Das wird sicher ganz toll Funktionieren, jetzt da die Wissenschaftler gesagt bekommen, dass sie Prozesse zu optimieren haben, werden die sicher sofort damit anfangen. Bis jetzt haben die ja nur im Labor gehockt und nichts zu tun gehabt. NEIN, natürlich nicht, ich würde sogar sagen, dass in einer freieren Wirtschaft die Wissenschaft eher profitiert, und in einer diktierten Wirtschaft (angewandte) Wissenschaft leidet. Was die Haltbarkeit von Geräten angeht: Das ist sogar mal ein guter Punkt. Aber wenn die Gesellschaft sich wirklich darüm kümmern würde, wären "Sollbruchstellen" ohnehin schon lange kein Thema mehr, da man das nicht Wettbewerbsfähig machen könnte.

4. Verteilungsmethoden

Das ist so dermaßen ein Blanko-Check. Als würdest du schreiben, du löst ein Problem, indem du es eben löst. Naja mal abgesehen davon sind Staatliche Verteilungsmethoden immer ein Kompromiss. Was die Beamten oder Politiker da zusammenbauen an Verteilungsystemen ist unheimlich schwer auf wechselnde aktuelle Ansprüche anzupassen. Außerdem sitzen hier auch die wirklichen "Diktatoren" ... Wenn der "Verteilungsbeauftragte" beschließt, er müsste einfach doppelt so viel verdienen wie alle anderen, wer wird ihn kontrollieren? Und wer wird den Typen kontrollieren, der ihn kontrolliert? Es muss auf irgendeine Form von (Räte-) Diktatur hinauslaufen.

5. Optimiertes Recycling

Klingt natürlich schön, ist aber völlig irrelevant. Lass mich stattdessen vorschlagen:

5. In jeder Stadt Hüpfburgen mit süßen Hundewelpen drin aufstellen!!
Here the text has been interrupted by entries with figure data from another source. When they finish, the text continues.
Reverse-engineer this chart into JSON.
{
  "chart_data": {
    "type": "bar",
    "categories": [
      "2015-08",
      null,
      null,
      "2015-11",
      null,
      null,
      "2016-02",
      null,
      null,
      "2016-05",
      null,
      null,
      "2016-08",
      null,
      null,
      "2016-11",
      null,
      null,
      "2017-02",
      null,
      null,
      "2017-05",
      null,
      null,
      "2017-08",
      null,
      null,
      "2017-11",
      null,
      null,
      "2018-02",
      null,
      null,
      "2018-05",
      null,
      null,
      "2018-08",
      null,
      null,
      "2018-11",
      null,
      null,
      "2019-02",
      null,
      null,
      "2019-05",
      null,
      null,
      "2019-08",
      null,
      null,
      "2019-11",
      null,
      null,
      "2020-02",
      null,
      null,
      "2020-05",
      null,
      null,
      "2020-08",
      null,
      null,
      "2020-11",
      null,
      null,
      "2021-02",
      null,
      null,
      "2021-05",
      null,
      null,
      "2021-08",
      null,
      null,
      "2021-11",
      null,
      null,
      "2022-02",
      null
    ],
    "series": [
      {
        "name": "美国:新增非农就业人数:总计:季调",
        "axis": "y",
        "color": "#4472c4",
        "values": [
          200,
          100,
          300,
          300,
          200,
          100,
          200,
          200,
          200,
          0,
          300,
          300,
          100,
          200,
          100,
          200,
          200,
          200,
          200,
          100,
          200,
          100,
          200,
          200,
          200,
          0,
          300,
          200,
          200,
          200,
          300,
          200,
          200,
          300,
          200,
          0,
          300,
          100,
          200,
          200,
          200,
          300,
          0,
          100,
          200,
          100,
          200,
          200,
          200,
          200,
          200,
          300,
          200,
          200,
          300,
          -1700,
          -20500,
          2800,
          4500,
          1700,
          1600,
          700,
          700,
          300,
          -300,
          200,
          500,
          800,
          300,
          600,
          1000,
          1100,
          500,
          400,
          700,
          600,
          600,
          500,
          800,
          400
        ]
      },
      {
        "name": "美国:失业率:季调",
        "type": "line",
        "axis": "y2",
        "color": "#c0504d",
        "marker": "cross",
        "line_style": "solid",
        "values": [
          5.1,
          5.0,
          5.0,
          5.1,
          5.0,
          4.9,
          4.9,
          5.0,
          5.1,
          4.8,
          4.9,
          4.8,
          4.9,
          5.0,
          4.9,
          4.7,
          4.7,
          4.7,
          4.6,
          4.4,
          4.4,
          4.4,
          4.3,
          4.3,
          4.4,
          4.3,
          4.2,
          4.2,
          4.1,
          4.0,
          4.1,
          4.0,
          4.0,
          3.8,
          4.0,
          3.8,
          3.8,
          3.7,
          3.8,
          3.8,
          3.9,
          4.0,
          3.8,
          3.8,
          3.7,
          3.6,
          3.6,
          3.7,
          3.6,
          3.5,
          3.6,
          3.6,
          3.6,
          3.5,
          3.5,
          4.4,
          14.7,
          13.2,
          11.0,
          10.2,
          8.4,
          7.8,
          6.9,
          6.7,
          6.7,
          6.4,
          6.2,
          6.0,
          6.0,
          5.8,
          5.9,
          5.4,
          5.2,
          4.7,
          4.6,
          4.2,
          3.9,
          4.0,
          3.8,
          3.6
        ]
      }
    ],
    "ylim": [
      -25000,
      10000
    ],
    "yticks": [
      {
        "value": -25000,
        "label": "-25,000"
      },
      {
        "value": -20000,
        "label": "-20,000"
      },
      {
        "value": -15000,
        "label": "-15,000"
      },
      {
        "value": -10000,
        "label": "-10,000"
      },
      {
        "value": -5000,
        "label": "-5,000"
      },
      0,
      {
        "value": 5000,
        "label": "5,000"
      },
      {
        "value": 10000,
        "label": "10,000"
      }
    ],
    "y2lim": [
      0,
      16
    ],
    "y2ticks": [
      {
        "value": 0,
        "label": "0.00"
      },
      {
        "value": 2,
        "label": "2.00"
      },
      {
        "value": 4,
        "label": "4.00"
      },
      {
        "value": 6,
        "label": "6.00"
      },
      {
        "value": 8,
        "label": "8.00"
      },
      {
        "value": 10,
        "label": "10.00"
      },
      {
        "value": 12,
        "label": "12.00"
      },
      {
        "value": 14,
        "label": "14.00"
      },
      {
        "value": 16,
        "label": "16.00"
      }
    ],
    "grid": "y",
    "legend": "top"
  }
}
Tolle Idee oder? Hat aber ausschließlich den Sinn das ganze Komplettpaket besser zu verkaufen. Wie, wenn die NSDAP Vollbeschäftigung verspricht und KdF-Heime baut. Nur weil ein guter Punkt mehr dabei steht, kann man die schlechten Punkte nicht aufwiegen. Somal Recycling ohnehin schon in einem großen Ausmaß praktiziert wird und noch zunimmt, und zwar durch die Gesetze des Marktes und nicht nur die der Regierung.

Fazit:

Das sind die selben Ideen die schon seit 150 Jahren immer zunächst gut klingen, bis man sich damit auseinandersetzt.